Smith took over a team that was 2-14 a year ago and had better passing and rushing numbers than Kaepernick, but has no interest in claiming vindication.
“It’s five games in,’’ Smith said by conference call. “This is still so early in the season. We’ve done a good job positioning ourselves, but talk to me in December.’’
Chiefs coach Andy Reid said Smith probably has exceeded expectations in terms of being a leader.
“It’s not so much what he says, it’s the way he carries himself, the way he emits what it is to be a leader,’’ Chiefs tight end Sean McGrath told the Kansas City Star.
Smith said he didn’t attempt to assert himself as a leader so much as he simply tried to be himself.
“I think one thing everybody sees is when you’re not sincere and when you try to be someone you’re not,’’ Smith said. “Everybody can see a fraud.’’
Smith faces an Oakland defense which blitzed heavily and from every angle through most of the first three games, only to back off somewhat with a lead against the San Diego Chargers. The result was 315 passing yards in the second half by Philip Rivers, but also two of their three interceptions in successfully protecting a lead.
Whatever the Raiders were doing, don’t call it a “prevent’’ defense.
“Prevent means taking your foot off the gas,’’ defensive coordinator Jason Tarver said. “We don’t ever take our foot off the gas. We play.’’
Allen called it “situational’’ football.
“At that point in time, yards don’t cost you anything,’’ Allen said. “The only thing that costs you is points.’’

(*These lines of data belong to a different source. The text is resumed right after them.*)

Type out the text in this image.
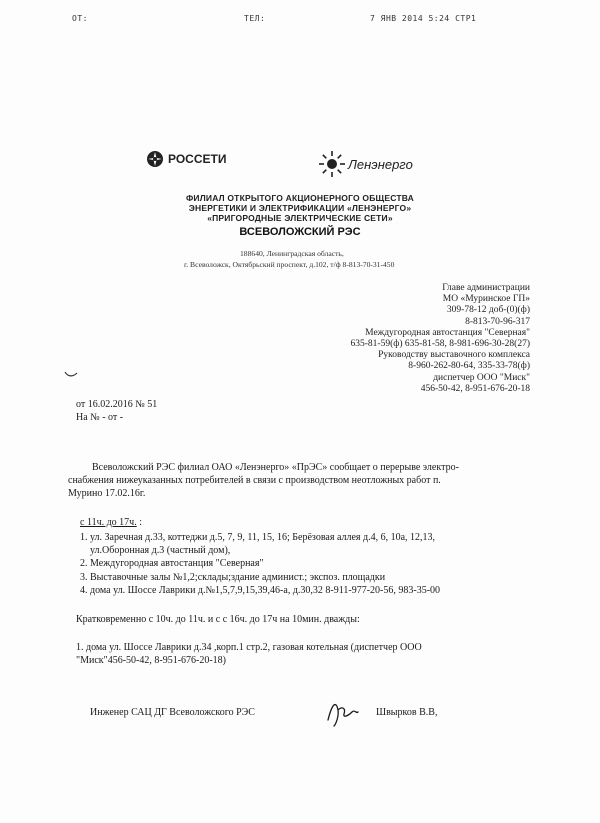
ОТ:	ТЕЛ:	7 ЯНВ 2014 5:24 СТР1
РОССЕТИ	Ленэнерго
ФИЛИАЛ ОТКРЫТОГО АКЦИОНЕРНОГО ОБЩЕСТВА
ЭНЕРГЕТИКИ И ЭЛЕКТРИФИКАЦИИ «ЛЕНЭНЕРГО»
«ПРИГОРОДНЫЕ ЭЛЕКТРИЧЕСКИЕ СЕТИ»
ВСЕВОЛОЖСКИЙ РЭС
188640, Ленинградская область,
г. Всеволожск, Октябрьский проспект, д.102, т/ф 8-813-70-31-450
Главе администрации
МО «Муринское ГП»
309-78-12 доб-(0)(ф)
8-813-70-96-317
Междугородная автостанция "Северная"
635-81-59(ф) 635-81-58, 8-981-696-30-28(27)
Руководству выставочного комплекса
8-960-262-80-64, 335-33-78(ф)
диспетчер ООО "Миск"
456-50-42, 8-951-676-20-18
от 16.02.2016 № 51
На № - от -
Всеволожский РЭС филиал ОАО «Ленэнерго» «ПрЭС» сообщает о перерыве электро-
снабжения нижеуказанных потребителей в связи с производством неотложных работ п.
Мурино 17.02.16г.
с 11ч. до 17ч. :
1. ул. Заречная д.33, коттеджи д.5, 7, 9, 11, 15, 16; Берёзовая аллея д.4, 6, 10а, 12,13,
ул.Оборонная д.3 (частный дом),
2. Междугородная автостанция "Северная"
3. Выставочные залы №1,2;склады;здание админист.; экспоз. площадки
4. дома ул. Шоссе Лаврики д.№1,5,7,9,15,39,46-а, д.30,32 8-911-977-20-56, 983-35-00
Кратковременно с 10ч. до 11ч. и с с 16ч. до 17ч на 10мин. дважды:
1. дома ул. Шоссе Лаврики д.34 ,корп.1 стр.2, газовая котельная (диспетчер ООО
"Миск"456-50-42, 8-951-676-20-18)
Инженер САЦ ДГ Всеволожского РЭС	Швырков В.В,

From what Smith has seen on film, he expects the Raiders to vary their looks and send extra rushers from different angles.
“They throw a lot at you. A ton of different looks. A lot of pressure,’’ Smith said. “I think every guy on that defense is coming at one point or another, all 11 guys. Last week they scored early and were kind of able to sit on it a little bit because the Chargers were out of a balanced game. ‘’
The Chiefs are an NFL-best plus-10 in turnover ratio in part because Smith has only three interceptions and Kansas City has lost just two fumbles. Allen feels the best shot the Raiders have of getting the ball back lies with being unpredictable.
“It’s all predicated on being able to get some pressure on him and make him uncomfortable in the pocket, to be able to do some things that hopefully make him make a bad decision,’’ Allen said.
— Running backs Darren McFadden (hamstring) and Rashad Jennings (hamstring) practiced for the second straight day, increasing their chances of facing the Chiefs.
Center Stefen Wisniewski (knee) did not practice and Andre Gurode is the probable starter at center.
— Sebastian Janikowski was puzzled a bouquet of balloons at his locker Monday. They came courtesy of punter and holder Marquette King, celebrating their first 50-yard kick to together.
How did Janikowski respond?
“He said, `What’s wrong with this guy?,’ ‘’ King said.
— Chiefs outside linebacker Justin Houston, second in the league with 7.5 sacks, has been cleared to practice but has not yet been cleared to play in the game against the Raiders following a concussion, according to ESPN.